Rudyard Kipling is writer of the month in our family. It all started a couple of weeks ago, when we took Brianna to see Jungle Book at our local theatre. As she is a bit partial to acting, drama and the stage herself, she loved it and wanted to read the book. The original, that is (she said she was too big for the kiddie picture book versions). So we downloaded it – for free – onto our Kindle and she’s been picking her way through it as part of her evening reading sessions.
Then she was given a Kipling poem to read and discuss as part of her literacy homework. This reminded me that I had a collection of Kipling poems – which I hadn’t opened for years – on our bookshelves. I thought that all the signs were there that it was time for me to re-read it. So I picked up the book and delved into it. Eventually, I came across a brilliant ‘dog’ poem which I couldn’t remember at all. I must have overlooked it when I read it years ago and I didn’t have a dog. This time, it hit home. It made me think, brought tears to my eyes and urged me to sneak up on George for a big cuddle (which he happily accepted, wagging his tail).

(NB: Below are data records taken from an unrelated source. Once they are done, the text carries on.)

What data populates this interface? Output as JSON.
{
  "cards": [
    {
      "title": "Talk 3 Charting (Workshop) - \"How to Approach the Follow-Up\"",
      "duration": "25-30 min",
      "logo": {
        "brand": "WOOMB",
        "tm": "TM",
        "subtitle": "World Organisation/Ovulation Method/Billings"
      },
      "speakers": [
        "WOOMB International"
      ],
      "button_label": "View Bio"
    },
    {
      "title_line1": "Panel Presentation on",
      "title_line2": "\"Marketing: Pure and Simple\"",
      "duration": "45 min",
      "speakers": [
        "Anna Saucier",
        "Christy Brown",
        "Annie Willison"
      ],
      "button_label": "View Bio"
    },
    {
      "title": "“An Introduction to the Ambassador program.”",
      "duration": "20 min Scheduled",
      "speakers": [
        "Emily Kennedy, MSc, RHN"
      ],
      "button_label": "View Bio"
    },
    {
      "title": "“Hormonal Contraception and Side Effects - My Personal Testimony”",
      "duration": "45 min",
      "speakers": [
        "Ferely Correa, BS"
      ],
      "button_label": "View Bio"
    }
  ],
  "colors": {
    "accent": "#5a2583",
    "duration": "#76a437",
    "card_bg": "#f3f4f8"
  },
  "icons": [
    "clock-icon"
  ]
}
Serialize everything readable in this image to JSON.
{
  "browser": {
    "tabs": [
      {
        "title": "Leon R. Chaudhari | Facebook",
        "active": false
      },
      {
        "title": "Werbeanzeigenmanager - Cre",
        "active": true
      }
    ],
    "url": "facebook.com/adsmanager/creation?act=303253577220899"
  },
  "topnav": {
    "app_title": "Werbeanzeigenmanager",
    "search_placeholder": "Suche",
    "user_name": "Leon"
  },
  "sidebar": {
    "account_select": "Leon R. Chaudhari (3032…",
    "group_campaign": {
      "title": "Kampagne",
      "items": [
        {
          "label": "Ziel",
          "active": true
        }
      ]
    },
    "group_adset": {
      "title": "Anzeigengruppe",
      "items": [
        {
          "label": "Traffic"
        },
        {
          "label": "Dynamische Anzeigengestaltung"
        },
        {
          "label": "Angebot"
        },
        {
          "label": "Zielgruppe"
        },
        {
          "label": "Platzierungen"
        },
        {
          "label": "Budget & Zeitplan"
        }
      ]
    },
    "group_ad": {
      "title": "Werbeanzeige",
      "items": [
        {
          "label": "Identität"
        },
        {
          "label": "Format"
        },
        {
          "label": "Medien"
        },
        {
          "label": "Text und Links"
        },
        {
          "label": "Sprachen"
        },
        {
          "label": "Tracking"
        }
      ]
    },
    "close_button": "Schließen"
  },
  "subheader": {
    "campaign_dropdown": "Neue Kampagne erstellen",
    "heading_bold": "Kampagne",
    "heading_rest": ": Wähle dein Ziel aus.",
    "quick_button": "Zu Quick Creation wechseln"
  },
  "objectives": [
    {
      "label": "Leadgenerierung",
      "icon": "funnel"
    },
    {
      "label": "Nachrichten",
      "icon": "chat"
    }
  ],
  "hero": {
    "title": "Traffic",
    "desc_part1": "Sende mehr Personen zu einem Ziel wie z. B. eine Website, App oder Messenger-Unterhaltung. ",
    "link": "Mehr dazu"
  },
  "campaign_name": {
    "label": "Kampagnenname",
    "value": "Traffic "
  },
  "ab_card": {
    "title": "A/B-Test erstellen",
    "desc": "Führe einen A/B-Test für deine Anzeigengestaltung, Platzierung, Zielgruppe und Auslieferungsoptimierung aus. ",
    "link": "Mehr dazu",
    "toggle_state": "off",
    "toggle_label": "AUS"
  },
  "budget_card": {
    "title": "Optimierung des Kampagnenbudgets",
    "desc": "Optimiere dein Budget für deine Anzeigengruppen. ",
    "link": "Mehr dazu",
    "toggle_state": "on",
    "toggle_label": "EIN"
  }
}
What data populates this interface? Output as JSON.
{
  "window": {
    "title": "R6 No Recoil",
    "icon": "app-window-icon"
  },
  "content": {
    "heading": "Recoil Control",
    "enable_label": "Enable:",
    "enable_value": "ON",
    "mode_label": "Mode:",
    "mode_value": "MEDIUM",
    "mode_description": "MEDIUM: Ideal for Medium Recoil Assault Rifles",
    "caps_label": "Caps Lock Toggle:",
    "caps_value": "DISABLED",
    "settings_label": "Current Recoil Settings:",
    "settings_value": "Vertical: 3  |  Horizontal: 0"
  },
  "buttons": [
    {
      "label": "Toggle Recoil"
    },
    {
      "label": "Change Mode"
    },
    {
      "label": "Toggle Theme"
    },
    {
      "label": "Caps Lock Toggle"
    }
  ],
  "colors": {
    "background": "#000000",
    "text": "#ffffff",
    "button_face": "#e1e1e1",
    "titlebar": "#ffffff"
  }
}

To me, this is one of those poems that you have to share. A poem that speaks to the heart of everyone who has ever had and loved a dog.
THE POWER OF THE DOG
by Rudyard Kipling
There is sorrow enough in the natural way
From men and women to fill our day;
But when we are certain of sorrow in store,
Why do we always arrange for more?
Brothers and sisters I bid you beware
Of giving your heart to a dog to tear.
Buy a pup and your money will buy
Love unflinching that cannot lie–
Perfect passion and worship fed
By a kick in the ribs or a pat on the head.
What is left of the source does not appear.